The relations between the kinetic parameters for both sorbitol oxidation and fructose reduction by sheep liver sorbitol dehydrogenase show that a Theorell-Chance compulsory order mechanism operates from pH 7.4 to 9.9. This is supported by many parallels with the kinetics of horse liver alcohol dehydrogenase, which operates by this classical mechanism. An isotope-exchange study using D-(2H8)sorbitol confirmed the existence of ternary complexes and that, under maximum velocity conditions, their interconversion is not rate-determining. Substrate inhibition at high concentrations of D-sorbitol or D-fructose confirmed rate-determining enzyme--coenzyme product dissociation, slowed by the existence of more stable abortive ternary enzyme-coenzyme product complexes with substrate.

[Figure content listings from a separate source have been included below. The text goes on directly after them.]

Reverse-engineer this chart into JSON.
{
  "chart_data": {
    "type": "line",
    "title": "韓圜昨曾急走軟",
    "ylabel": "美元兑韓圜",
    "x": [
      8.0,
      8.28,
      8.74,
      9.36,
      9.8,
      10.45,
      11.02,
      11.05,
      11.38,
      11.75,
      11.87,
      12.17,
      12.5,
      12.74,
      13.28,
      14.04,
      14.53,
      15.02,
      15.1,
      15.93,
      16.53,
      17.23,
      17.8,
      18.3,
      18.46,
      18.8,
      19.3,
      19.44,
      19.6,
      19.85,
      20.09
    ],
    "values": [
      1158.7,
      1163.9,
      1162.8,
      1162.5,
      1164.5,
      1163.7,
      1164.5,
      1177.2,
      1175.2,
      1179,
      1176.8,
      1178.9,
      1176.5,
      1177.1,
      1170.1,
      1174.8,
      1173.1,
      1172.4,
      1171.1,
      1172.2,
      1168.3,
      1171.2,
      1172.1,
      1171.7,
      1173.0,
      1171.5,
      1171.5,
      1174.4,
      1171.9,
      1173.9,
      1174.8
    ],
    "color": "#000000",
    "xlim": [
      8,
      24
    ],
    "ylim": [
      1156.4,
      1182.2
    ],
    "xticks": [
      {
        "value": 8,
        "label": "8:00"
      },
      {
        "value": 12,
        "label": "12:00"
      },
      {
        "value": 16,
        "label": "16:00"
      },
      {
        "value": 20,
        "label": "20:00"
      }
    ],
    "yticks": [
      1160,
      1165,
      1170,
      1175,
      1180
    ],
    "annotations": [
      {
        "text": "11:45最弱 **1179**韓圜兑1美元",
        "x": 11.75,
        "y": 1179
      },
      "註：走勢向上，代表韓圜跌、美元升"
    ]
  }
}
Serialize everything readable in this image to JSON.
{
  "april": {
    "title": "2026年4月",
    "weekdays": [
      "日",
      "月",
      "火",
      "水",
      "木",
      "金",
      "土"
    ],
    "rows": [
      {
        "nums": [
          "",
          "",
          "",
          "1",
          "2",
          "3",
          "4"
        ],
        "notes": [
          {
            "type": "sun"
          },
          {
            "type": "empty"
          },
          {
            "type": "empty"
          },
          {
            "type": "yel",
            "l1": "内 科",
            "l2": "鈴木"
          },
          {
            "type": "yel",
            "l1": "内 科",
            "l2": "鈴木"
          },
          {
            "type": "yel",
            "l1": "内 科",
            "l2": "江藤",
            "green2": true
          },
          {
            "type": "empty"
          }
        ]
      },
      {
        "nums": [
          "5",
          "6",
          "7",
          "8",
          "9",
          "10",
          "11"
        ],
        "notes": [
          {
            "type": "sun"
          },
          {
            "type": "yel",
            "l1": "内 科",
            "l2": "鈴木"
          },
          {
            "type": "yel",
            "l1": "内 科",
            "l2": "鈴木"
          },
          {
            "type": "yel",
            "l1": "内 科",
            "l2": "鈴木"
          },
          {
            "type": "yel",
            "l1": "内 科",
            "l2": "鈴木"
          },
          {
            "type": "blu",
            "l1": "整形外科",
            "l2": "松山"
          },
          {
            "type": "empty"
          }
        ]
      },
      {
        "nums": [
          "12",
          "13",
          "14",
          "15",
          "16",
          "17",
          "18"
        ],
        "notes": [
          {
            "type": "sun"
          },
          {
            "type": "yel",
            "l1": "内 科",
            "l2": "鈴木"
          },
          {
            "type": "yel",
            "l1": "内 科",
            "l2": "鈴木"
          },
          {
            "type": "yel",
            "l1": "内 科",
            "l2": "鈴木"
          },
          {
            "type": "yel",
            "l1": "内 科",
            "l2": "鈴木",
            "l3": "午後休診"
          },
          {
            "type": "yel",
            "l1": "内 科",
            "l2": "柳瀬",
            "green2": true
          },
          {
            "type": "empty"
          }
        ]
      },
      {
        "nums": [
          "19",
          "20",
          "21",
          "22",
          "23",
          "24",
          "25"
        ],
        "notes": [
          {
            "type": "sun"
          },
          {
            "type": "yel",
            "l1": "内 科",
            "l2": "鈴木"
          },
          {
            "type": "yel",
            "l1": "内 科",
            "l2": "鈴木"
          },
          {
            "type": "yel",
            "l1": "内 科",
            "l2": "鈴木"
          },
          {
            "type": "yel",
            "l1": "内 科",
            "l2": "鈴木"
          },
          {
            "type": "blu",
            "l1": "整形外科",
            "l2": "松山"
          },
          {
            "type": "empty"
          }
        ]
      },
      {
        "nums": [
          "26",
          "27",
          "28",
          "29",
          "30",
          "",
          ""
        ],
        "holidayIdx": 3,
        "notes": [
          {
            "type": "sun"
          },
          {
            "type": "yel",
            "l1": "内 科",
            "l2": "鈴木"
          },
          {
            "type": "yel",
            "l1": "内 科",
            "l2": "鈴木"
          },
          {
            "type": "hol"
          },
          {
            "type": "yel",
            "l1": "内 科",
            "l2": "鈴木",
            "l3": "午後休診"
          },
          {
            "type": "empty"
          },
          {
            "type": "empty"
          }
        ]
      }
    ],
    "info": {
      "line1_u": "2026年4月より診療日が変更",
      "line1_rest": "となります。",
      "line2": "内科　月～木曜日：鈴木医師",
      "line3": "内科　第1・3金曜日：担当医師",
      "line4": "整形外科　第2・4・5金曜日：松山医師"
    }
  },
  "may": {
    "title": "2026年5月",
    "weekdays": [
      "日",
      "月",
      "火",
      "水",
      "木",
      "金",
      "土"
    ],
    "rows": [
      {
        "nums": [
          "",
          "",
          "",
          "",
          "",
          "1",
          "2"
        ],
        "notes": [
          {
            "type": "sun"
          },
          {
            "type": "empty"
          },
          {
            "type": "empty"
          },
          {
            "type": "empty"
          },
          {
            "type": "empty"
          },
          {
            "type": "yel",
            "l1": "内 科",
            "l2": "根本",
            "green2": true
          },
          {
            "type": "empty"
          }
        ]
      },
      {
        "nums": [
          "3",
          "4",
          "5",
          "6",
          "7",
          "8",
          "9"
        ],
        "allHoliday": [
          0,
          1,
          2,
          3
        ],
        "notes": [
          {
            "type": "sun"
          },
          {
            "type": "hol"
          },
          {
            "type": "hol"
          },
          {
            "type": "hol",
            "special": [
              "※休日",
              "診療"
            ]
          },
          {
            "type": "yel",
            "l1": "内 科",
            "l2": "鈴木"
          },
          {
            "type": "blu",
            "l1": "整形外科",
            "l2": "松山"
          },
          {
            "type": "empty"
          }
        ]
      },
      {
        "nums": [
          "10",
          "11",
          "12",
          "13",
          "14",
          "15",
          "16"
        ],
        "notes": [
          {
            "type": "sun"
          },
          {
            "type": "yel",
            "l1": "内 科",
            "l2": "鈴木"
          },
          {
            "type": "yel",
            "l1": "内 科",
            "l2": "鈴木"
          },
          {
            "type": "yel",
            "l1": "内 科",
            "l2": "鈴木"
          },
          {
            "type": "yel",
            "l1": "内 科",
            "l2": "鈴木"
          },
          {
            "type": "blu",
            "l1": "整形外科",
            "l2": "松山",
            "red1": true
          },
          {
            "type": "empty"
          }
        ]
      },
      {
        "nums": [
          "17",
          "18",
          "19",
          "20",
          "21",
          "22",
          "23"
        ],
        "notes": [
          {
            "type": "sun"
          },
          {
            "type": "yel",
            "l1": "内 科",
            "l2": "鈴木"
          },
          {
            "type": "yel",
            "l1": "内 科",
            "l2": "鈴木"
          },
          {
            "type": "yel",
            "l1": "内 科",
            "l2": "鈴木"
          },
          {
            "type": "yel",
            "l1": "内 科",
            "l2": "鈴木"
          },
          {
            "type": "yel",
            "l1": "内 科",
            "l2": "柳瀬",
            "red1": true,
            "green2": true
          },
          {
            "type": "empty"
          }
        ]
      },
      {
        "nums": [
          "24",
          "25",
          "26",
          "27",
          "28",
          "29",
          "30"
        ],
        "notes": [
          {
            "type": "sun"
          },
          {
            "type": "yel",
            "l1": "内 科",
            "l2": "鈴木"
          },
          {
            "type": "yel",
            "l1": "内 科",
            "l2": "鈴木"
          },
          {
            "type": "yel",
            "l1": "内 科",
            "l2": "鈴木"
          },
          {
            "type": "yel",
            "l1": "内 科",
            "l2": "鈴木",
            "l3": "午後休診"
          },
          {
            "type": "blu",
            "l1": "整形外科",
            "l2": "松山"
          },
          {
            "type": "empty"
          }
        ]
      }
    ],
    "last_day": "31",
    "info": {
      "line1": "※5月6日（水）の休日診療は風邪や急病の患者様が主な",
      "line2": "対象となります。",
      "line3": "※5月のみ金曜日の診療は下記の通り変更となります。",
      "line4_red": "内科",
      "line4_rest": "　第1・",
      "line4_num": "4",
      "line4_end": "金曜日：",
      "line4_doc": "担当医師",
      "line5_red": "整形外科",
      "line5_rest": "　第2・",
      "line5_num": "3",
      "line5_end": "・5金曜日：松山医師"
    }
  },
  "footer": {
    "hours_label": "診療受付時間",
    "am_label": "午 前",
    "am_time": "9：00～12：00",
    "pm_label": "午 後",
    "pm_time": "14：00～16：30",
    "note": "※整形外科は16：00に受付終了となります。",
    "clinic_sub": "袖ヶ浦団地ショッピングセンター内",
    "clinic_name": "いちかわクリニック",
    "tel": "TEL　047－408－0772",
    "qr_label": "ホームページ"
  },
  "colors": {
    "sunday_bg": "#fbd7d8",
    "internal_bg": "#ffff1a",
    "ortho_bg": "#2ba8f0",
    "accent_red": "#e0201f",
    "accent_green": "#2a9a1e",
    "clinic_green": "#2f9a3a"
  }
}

The effect of the inhibitor/activator 2,2,2-tribromoethanol showed the existence of enzyme-NAD-CBr3CH2OH complexes inhibiting the first phase of reaction and enzyme-NADH-CBr3CH2OH complexes dissociating more rapidly than the usual rate-determining enzyme-NADH coenzyme product dissociation in the final phase. Inhibition studies with dithiothreitol also confirmed an ordered binding of coenzymes and second substrates to sorbitol dehydrogenase. Neither D-sorbitol nor D-fructose had any effect on enzyme inactivation by the affinity labelling reagent DL-2-bromo-3-(5-imidazolyl)propionic acid, thus giving no evidence for their existence as binary enzyme-substrate complexes. Several alternative polyol substrates for sorbitol dehydrogenase gave the same maximum velocity as sorbitol. This indicated a common rate-limiting binary enzyme-NADH product dissociation and a similarity of mechanism. An enzyme assay for pH 7.0 and 9.9 is given which enables the concentration of sorbitol dehydrogenase to be determined from initial rate measurements of enzyme activity.